Need I reiterate?  The round Earth and flat Earth models of gravity are locally the same.  We can  stop talking about this now.

-Erasmus

Need I reiterate?  The round Earth and flat Earth models of gravity are locally the same.  We can  stop talking about this now.

-Erasmus

There are one or two important differences.

With gravity,  the atmosphere need not be contained, with a flat earth, the ice wall would need to be high enough to contain the air, not just what we breath, and what we see airplanes fly through, but high enough that a column of air weigh 14+ lbs at the base.  

There is the fact that gravity has been demonstraited, so even if most of the downward pull we experience is really acceleration, there still is garity to take into account, and with gravity,  the flat earth becomes unbalanced.

With gravity,  the atmosphere need not be contained, with a flat earth, the ice wall would need to be high enough to contain the air, not just what we breath, and what we see airplanes fly through, but high enough that a column of air weigh 14+ lbs at the base.

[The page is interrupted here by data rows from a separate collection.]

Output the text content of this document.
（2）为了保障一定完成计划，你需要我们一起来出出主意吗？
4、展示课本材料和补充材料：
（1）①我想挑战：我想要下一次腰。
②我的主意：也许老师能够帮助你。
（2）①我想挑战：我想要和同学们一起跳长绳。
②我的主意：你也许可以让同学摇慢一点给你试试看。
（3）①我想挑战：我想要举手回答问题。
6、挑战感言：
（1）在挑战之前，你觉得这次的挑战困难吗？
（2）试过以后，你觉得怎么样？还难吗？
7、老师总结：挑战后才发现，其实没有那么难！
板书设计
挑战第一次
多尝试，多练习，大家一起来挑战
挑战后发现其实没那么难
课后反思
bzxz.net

This is not a "difference" between FE gravity and RE gravity, but it is a good point.

According to my calculations, assuming the atmosphere doesn't get less dense as you go up in altitude, it must be over 8.6 km  thick in order to induce the pressure we experience at sea level (101.3 kPa).

If you believe the atmosphere does indeed get thinner as you go up, then this is just a lower bound, since we need a thicker atmosphere to compensate for the thinner air.

Thus whatever extra effect you're going to heap on top of the Ice Wall to explain why the air doesn't flow off the edge of the Earth needs to support an atmosphere almost 9 km thick.

-Erasmus